If you are transferring in a large amount of college credits, it makes sense to get the most out of those credits. However, you must also meet all the requirements to earn any degree, which can significantly increase the amount of time and money you spend on its pursuit. So how do you know which academic avenue to take? Consider your options and the requirements:
Second Associate Degree
If you wish to earn a second associate degree at Thomas Edison State College, and have already earned one at the College or at another regionally accredited institution, you must complete a minimum of 12 additional credits beyond the date your most recent associate degree was completed. You must also satisfy all the requirements of the degree as indicated in the Thomas Edison State College Catalog.
Second Bachelor’s Degree
If you have earned a previous bachelor’s degree, and wish to pursue a second, you must complete a minimum of 24 additional credits in the area of study/core beyond the date your most recent bachelor’s degree was completed. You must also complete all the degree requirements indicated in the Thomas Edison State College Catalog.

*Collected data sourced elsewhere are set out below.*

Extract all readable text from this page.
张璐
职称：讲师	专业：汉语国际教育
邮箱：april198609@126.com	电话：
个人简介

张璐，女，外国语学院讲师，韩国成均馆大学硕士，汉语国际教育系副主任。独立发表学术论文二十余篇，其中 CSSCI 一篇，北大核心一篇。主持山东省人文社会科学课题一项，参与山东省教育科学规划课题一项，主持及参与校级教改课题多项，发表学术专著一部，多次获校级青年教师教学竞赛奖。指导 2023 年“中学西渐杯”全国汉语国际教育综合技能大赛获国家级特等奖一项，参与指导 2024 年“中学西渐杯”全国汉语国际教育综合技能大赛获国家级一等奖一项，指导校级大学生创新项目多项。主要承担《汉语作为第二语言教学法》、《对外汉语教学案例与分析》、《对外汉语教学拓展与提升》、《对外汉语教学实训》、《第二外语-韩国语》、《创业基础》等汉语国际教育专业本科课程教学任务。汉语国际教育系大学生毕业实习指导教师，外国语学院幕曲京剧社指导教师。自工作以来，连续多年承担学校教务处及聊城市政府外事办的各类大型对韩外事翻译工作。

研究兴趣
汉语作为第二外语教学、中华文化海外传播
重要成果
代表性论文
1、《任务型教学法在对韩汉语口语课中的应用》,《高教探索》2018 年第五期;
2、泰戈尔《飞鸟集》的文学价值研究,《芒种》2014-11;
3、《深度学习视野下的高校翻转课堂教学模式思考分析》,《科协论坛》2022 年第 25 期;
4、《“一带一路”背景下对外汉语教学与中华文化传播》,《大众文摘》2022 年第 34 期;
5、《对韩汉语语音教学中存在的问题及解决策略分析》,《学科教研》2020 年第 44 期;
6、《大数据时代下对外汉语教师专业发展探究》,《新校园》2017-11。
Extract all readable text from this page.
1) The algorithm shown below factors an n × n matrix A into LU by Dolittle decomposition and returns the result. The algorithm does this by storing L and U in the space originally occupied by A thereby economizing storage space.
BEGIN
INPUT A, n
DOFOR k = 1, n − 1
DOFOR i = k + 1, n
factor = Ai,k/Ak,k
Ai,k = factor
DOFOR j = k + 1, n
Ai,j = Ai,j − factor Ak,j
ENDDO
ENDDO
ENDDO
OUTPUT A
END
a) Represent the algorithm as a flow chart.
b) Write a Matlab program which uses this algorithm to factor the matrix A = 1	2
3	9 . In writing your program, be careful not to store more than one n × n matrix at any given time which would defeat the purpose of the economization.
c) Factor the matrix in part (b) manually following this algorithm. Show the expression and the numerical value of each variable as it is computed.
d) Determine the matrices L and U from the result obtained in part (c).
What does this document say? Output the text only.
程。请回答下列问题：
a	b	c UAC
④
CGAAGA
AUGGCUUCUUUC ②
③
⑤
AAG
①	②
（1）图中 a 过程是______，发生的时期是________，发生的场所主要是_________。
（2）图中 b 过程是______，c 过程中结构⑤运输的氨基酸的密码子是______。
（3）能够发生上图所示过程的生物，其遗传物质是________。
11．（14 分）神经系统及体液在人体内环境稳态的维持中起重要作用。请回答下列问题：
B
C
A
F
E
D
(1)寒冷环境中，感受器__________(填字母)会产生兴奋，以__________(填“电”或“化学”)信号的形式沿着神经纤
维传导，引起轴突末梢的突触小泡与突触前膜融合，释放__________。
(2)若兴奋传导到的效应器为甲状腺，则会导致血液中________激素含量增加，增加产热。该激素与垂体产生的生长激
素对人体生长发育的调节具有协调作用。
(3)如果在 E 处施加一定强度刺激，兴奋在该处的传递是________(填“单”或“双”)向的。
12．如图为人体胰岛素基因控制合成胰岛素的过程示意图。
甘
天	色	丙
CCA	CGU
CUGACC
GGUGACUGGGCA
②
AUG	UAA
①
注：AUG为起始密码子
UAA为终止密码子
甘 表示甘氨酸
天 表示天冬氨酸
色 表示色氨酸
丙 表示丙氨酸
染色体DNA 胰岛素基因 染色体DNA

If you have earned your first bachelor’s from the College, you must apply again for the second degree, however, your application fee is waived. Whether you earned your first bachelor’s degree at the College or at another institution, the application process still requires an academic evaluation of your transferred credit with room for at least 24 credits relative to your area of study.
Two Areas of Study Within One Degree
Similar to declaring a double major, you are able to pursue a second area of study within your degree program. For example, you can complete a Bachelor of Arts in History and a Bachelor of Arts in English – you would only need to complete the Area of Study requirements as outlined in the program’s credit distribution guide – because your general education requirements would remain the same (as opposed to pursuing a second degree, where you would need to fulfill another set of general education requirements). No more than 9 credits that are used in the first area of study may be used for the second area of study. All related required credits for each area of study, as well as all degree requirements, must be met at the same time. To pursue this, all you have to do is contact your academic advisor, and it will be added to your degree plan.
Bachelor’s to Master’s Program
As a student at Thomas Edison State College, you are able to earn 9 graduate credits that will apply to both your bachelor’s degree and a master’s degree at the College. If you are serious about earning a master’s degree, this program gives you a 9-credit head start toward that goal. You can apply for the program if you are an enrolled undergraduate student with at least 60 undergraduate credits toward a bachelor’s degree at the College, a minimum 3.0 GPA and at least three years of degree program relevant experience. If admitted, you are eligible to take your first graduate course after you have completed 90 credits toward your undergraduate degree with an overall GPA of 3.0. Learn more about the Bachelor’s to Master’s Program here.
So you can see, a student would have to complete an additional 24 credits at minimum to complete a second bachelor’s degree. For that reason, whenever students have asked for my advice on the subject, I have always suggested they pursue a Master’s degree. My experience has led me to believe that an employer would rather see a degree progression (i.e. Associate to Bachelor’s to Master’s) than two degrees at the same academic level. If you are willing to put the time and money into pursuing an additional 24 credits for a second bachelor’s, then I would consider it a better use of your resources to pursue a Master’s degree at 36 credits. However, sometimes it is a better move professionally to obtain a second degree. Whatever you choose, always discuss your degree changes, plans and options with your academic advisor. They are there to help you with whichever path you choose.